Démission fracassante
Convoqué à Koulouba, le Premier Ministre Oumar Tatam Ly a de longues discussions avec IBK les 2, 3 et 16 mars puis le 4 avril 2014. Il conditionne son maintien à la primature au départ des ministres “politiques” qu’il juge peu travailleurs et qu’il veut remplacer par des technocrates. Il cherche aussi la tête de la puissante ministre des Finances. Il souhaite enfin de plus larges pouvoirs pour le gouvernement et ne veut plus voir des ministres bafouer son autorité en en référant directement à Koulouba.
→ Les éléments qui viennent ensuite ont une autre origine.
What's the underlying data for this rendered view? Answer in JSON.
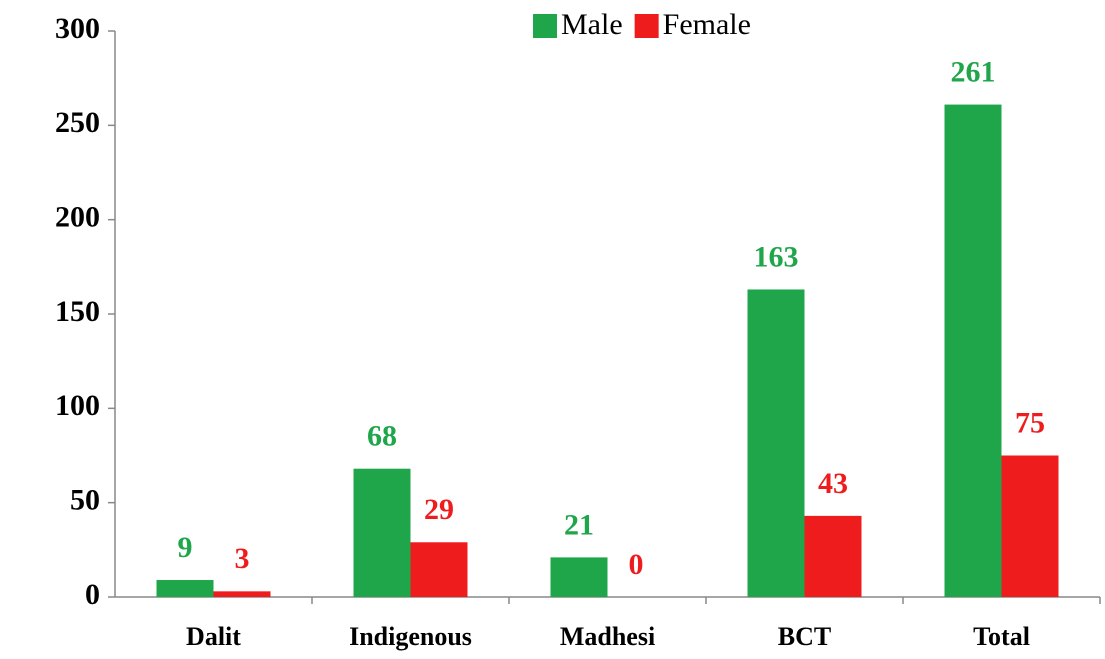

Or IBK, qui ne cesse de prendre des coups en raison de son omniprésence dans l’arène publique, tient, au contraire, à ce que le gouvernement se politise davantage et occupe davantage de terrain. Dans un premier temps, il cède aux exigences du Premier Ministre auquel il voue une réelle affection; il changera vite de décision sous la poussée de hauts responsables du RPM et d’autres proches qui ne veulent pas du tout d’Oumar Tatam Ly.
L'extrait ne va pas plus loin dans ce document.